The massive coral species around the bay are survey first. Then, the selected massive coral will be cut using metal saw, where the slice/cutting is perpendicular to the main vertical growth axis of the colony. Then, the coral skeleton will let to dry and linear extension analysis will be carried out.

The linear extension method is to identify the year bands or the growth rate of the coral. The coral core will be observed under UV light lamp in a dark box  to observe the dark and light bands (the chronological banding pattern). The wavelength of the UV light is 254 nm. When the bands are revealed, the growth rate of the coral will be calculated for Linear Extension Rate. The linear extension rate will be calculated by using a ruler with 0.1 cm accuracy for each year.

Photo illustrating growth rings courtesy USGS

Monitoring of Coral Health in the Coral Nursery
by Cherylynna Roland

All living things, including the corals are susceptible to diseases, making monitoring of their well-being important for further development of nursery maintenance strategies. My task involved using Indo-Pacific Coral Health Decision Tree to identify known causes of lesions and described lesions of unknown causes through visual cues, manifested as alterations in color, shape, size, tissue loss and also growth anomaly of the polyps or skeleton of the corals (Work & Rameyer 2005).  

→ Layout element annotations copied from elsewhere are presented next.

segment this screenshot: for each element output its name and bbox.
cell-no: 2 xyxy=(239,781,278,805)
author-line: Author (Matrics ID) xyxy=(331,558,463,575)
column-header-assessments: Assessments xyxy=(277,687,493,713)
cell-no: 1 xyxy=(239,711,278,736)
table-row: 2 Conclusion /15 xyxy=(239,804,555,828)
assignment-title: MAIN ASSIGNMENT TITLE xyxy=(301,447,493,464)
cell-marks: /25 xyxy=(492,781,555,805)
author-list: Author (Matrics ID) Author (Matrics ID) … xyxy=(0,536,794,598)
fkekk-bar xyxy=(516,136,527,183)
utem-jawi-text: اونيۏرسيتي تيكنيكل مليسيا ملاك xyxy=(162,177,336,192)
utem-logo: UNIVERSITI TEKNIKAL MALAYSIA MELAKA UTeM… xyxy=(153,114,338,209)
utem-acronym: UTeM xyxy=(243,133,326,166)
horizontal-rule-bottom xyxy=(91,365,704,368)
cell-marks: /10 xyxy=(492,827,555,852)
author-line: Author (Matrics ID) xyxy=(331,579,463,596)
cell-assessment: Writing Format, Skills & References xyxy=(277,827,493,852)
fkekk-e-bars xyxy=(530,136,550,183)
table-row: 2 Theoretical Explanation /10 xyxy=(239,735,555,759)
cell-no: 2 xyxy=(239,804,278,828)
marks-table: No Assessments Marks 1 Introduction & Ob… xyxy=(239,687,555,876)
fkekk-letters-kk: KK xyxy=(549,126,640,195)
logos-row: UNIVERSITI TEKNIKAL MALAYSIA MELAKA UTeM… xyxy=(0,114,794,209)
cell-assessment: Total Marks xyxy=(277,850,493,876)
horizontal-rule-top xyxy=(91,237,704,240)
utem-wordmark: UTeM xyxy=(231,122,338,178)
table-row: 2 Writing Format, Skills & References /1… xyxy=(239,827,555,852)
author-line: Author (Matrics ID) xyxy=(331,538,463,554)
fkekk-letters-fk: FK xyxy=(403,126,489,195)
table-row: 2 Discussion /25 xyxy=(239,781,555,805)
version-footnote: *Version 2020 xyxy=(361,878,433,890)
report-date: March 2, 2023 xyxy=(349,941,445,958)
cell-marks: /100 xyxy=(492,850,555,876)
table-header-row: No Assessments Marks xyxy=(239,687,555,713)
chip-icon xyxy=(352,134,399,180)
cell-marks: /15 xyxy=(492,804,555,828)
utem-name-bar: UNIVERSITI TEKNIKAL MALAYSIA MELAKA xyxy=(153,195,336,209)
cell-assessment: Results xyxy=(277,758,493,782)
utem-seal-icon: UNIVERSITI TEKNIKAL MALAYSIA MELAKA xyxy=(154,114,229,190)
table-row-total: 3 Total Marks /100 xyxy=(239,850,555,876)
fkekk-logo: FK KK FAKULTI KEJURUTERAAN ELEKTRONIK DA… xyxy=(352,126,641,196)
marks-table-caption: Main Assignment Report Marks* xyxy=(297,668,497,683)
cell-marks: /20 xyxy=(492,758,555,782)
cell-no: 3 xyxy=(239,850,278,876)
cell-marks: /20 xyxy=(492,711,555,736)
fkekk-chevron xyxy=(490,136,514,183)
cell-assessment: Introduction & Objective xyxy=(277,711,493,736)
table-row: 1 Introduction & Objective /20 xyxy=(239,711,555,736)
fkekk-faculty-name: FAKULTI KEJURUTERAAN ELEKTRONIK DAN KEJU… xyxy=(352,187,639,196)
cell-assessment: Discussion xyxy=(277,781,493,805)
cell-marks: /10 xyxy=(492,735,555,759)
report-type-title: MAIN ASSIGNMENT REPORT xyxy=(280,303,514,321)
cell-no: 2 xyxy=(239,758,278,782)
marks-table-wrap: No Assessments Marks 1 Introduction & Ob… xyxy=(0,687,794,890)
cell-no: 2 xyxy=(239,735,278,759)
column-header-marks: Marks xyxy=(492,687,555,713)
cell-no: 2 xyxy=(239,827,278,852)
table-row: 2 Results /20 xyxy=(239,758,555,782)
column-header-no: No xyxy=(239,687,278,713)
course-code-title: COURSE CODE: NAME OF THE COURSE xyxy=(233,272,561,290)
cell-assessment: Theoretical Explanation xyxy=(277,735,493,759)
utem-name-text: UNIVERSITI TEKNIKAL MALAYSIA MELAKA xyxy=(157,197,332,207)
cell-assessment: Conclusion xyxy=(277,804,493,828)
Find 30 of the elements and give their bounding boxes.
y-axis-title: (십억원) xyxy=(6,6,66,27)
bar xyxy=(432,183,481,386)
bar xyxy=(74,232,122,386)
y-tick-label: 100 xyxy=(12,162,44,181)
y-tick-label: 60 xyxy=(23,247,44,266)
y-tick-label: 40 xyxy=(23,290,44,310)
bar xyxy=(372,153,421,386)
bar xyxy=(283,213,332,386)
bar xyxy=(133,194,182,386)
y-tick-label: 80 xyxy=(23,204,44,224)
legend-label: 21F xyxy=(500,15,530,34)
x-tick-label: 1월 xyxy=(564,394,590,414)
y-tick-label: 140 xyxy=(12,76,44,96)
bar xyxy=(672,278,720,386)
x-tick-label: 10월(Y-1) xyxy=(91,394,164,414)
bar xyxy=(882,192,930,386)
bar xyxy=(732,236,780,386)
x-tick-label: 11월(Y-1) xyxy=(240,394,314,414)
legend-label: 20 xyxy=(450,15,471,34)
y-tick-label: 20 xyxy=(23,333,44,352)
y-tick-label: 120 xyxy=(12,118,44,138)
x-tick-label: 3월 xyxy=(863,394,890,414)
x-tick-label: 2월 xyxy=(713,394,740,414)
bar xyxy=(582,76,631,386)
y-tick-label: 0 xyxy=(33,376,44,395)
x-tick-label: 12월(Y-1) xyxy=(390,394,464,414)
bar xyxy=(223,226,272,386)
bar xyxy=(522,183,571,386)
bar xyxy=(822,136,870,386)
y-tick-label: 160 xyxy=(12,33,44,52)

The growth of lesion was measured using calipers and analyzed with Coral Point Count with Excel extensions (CPCe V3.4). In the Coral Nursery, the lesions are due to abrasion from neighboring corals, accumulation of sediment on the coral colonies, and infestation by tube-building worms. I tested two strategies to see whether recovery is possible, by isolating the coral with lesions under the shade, with adequate water flowing through them, and by fragmenting the healthy coral and transplanting them in mid-water to avoid contact with sediment and allowing more efficient water exchange surrounding the fragmented corals. After one month, the corals are showing good signs of recovery, which can be seen by re-growth of polyps on the once exposed skeleton.  

In the ocean, the ability of reef recovery is important, as a research by Dixson (2014) shown that both coral larvae and fish are attracted to the smell of a healthy reef, encouraging their settlement, and thus making the reef ecosystem complex. 

Young guests gain an appreciation of marine life at fish feeding time.